Study demands complete denationalisation of church schools and colleges

Karachi

October 28, 2020

Following the nationalisation of missionary educational institutes in 1972, the literacy rate among the Christian community declined while the number of out-of-school children increased after each passing year as the government couldn’t ensure the right to access education.

Instead of opening new schools, the federal government took control of the privately-managed educational schools and colleges earlier run by the trustees from minority groups. Back then, the nationalisation policy of educational institutes in 1972 not only discouraged the private sector of education and educators but also resulted into the present low literacy rate in the country. However, the authorities still intend to take over prestigious educational institutions that belong to the minority group.

These views were expressed by authors, researches and community members while discussing the effects of the nationalisation policy at the Karachi Press Club during the launch of a study, titled ‘Lessons from Nationalisation of Education in 1972’. The research is authored by Dr Tahir Kamran and Peter Jacob, while a foreword by Dr Yaqoob Khan Bangash has been published, under the Centre for Social Justice.

The study claimed that the nationalisation has weakened the educational institutions which were functioning under the church and it also triggered substandard education.

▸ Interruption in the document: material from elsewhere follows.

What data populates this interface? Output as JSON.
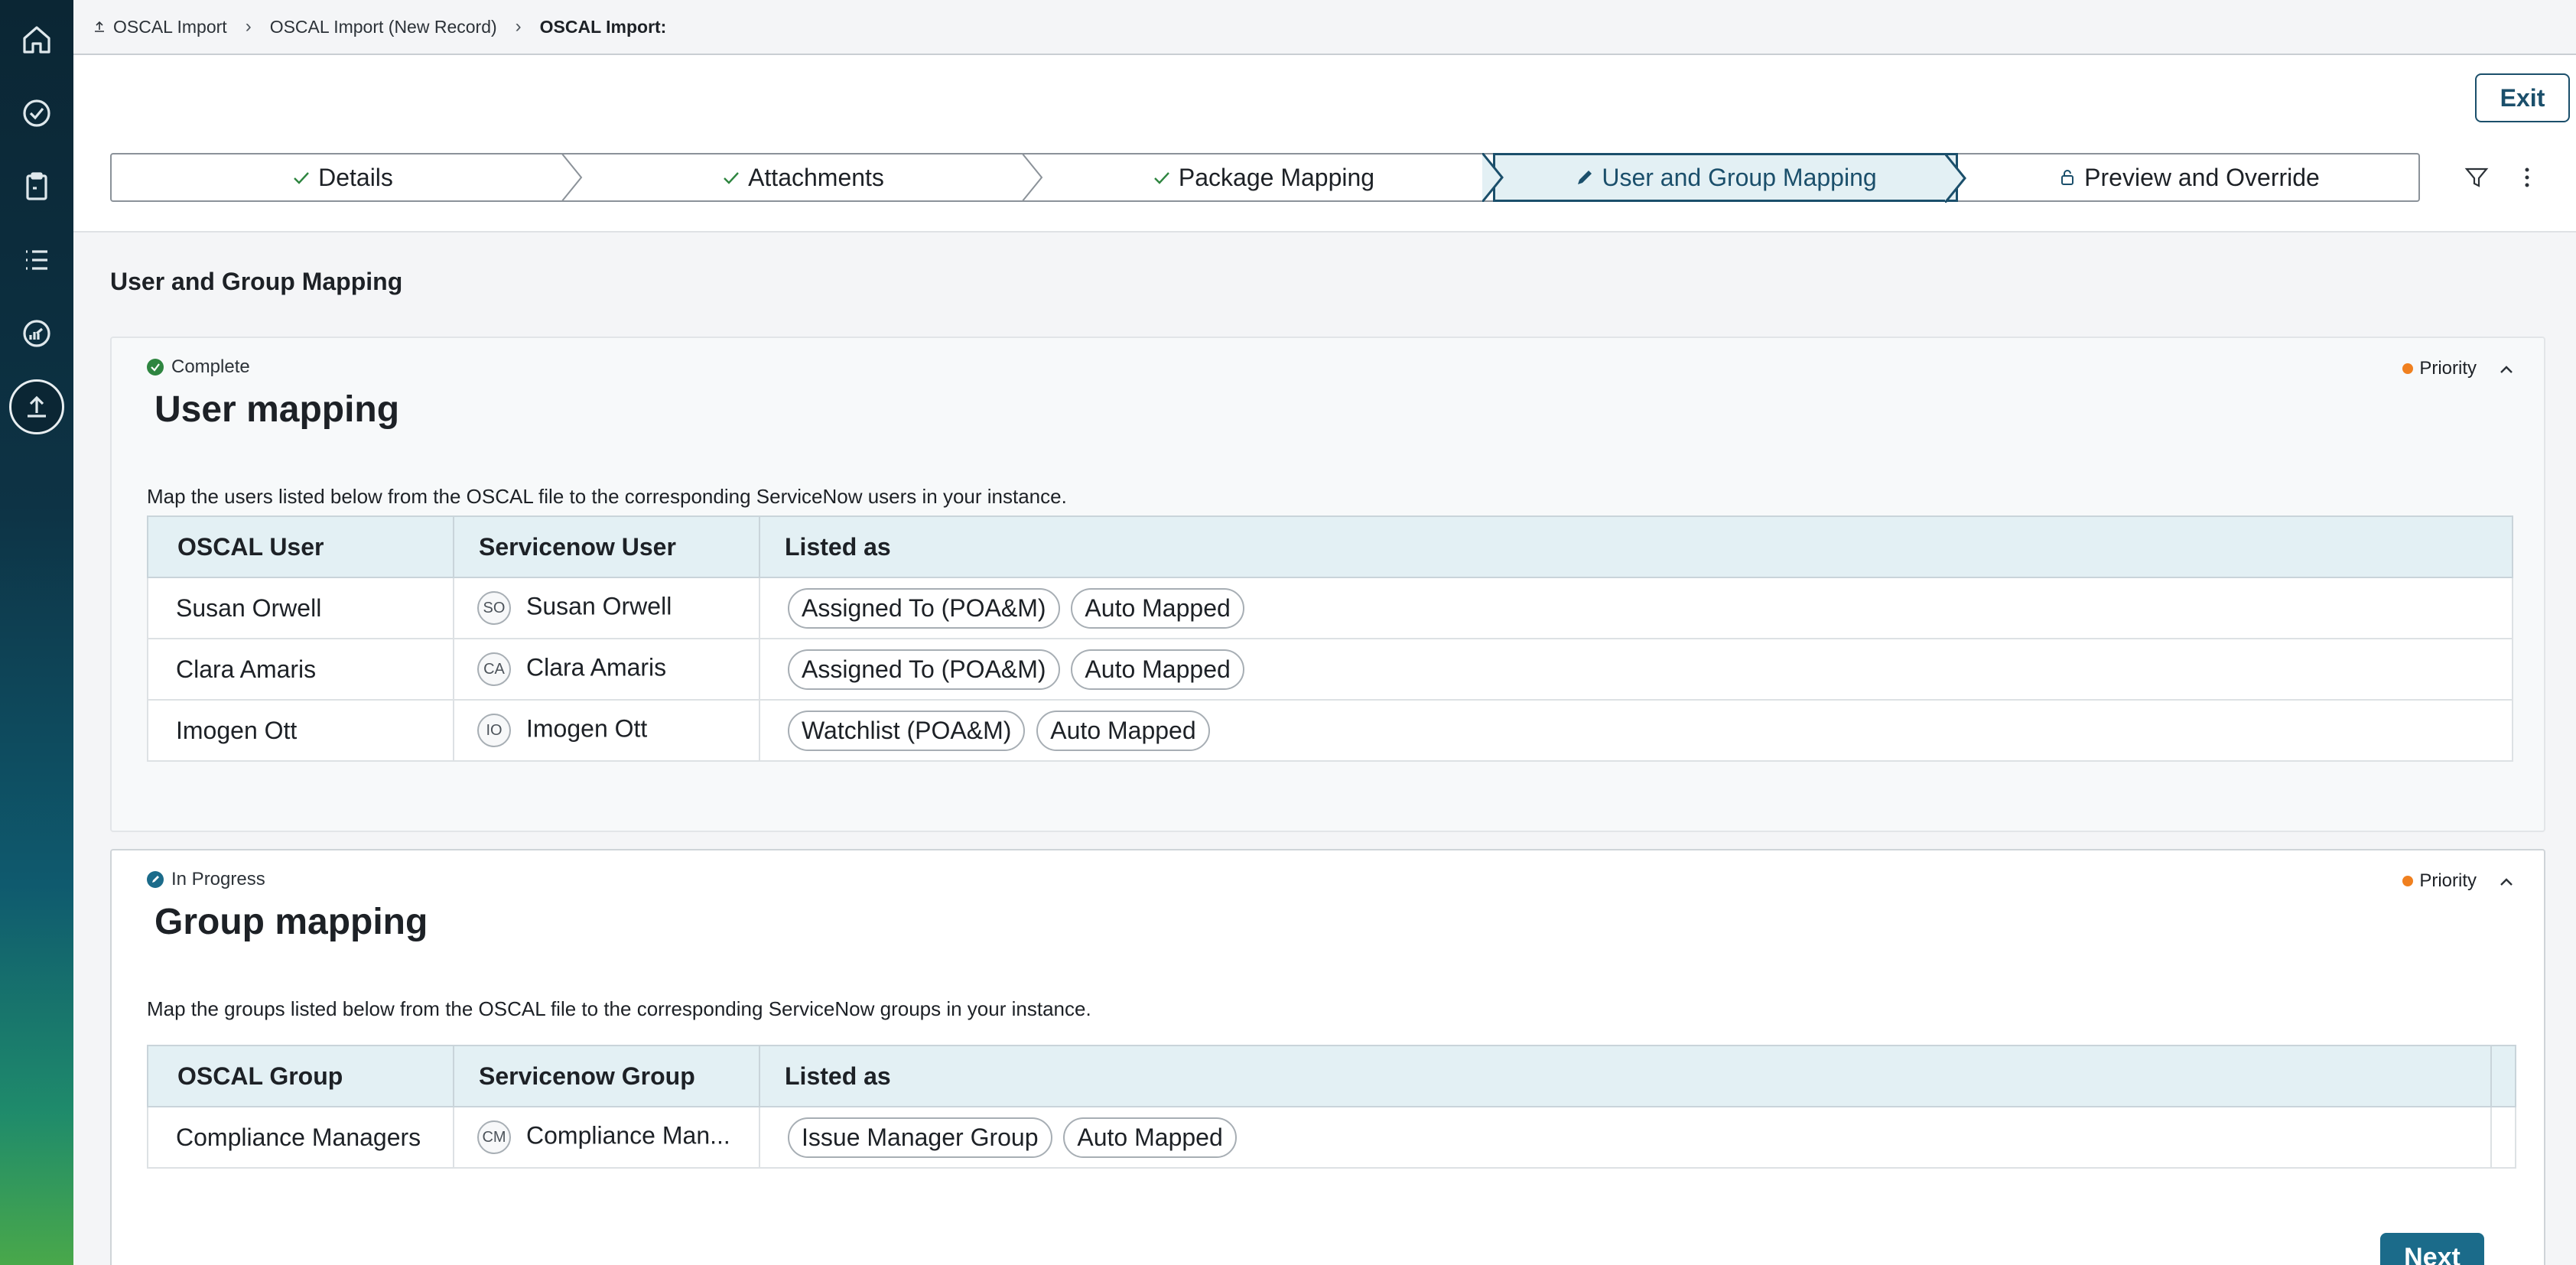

Even after this policy was changed in 1984, only a partial denationalisation had taken place till 2004, which after further drained resources, squeezed the equalizing potential and opportunities for the Christian community.

It has been highlighted that minority students in the nationalised schools and colleges are only 16 per cent, while minority teachers are only nine per cent. “In general, the nationalisation and following measures by the government failed to appreciate churches as a partner in raising the level and quality of education, though, in striking contrast, the performance of successive government in the field of education presented a dismal picture.”

Revealing the facts, the study claims that out of 22 colleges, around 72 per cent of institutions have been denationalised, while out of 97 nationalised schools only 43 per cent had been returned to the churches.

The research urges the provincial education departments and ministries of education to work out a plan and strategy for completing the denationalisation of remaining institutes along with a financial grant for the rehabilitation. “The government should also encourage all minority-run educational institutes so that they could effectively play their role in promoting education within communities and outside.”

Addressing the press conference, Peter Jacob, one of the study’s authors, said although the policy had been largely reversed in Sindh, more steps were required to provide an opportunity for public-private partnerships while focusing on enhancing the quality of education and universal education. He said the governments of Punjab and Khyber Pakhtunkhwa had not learned from their failure of policies in the past years.

Expressing concerns over the recent legislative and administrative steps taken by the Punjab government, Jacob said: “We are apprehensive that the new education policy measure will aggravate the ongoing problems at the Punjab Curriculum and Textbooks. Instead of fixing the rising extremism in society, the policy could make the situation worsened.”

Dr Riaz Shaikh, the dean of the Faculty of Social Sciences at the Shaheed Zulfikar Ali Bhutto Institute of Science and Technology, said church schools were non-profited institutions that were providing free access to quality education regardless of faith. “They promoted diversity, pluralism and interfaith harmony. However, after the denationalisation, the government encouraged the private sector of education charging hefty amounts. Similarly, some religions are allowed to run thousands of seminaries, but church schools are under the control of authorities that is open discrimination.”

Pakistan Institute of Labour, Education and Research executive director Karamat Ali said the nationalisation of educational institutes was bureaucratisation. “At present, the government is neither giving access to quality education nor curtailing expensive education. Underprivileged parents can’t send their kids to schools and the out-of-school children are increasing day by day.”

He said the state was solely responsible for giving access to education as per Article 25-A of the constitution. “So, it means the government itself violates the constitution daily.”

Reverend Father Saleh Diego said there was no need to nationalise church schools back then. “But the state did what was not important. Christian children have the lowest literacy rate. They have no good jobs. All such miseries and sufferings have been facing by the Christian youth because church schools were taken into the government’s custody in the past.”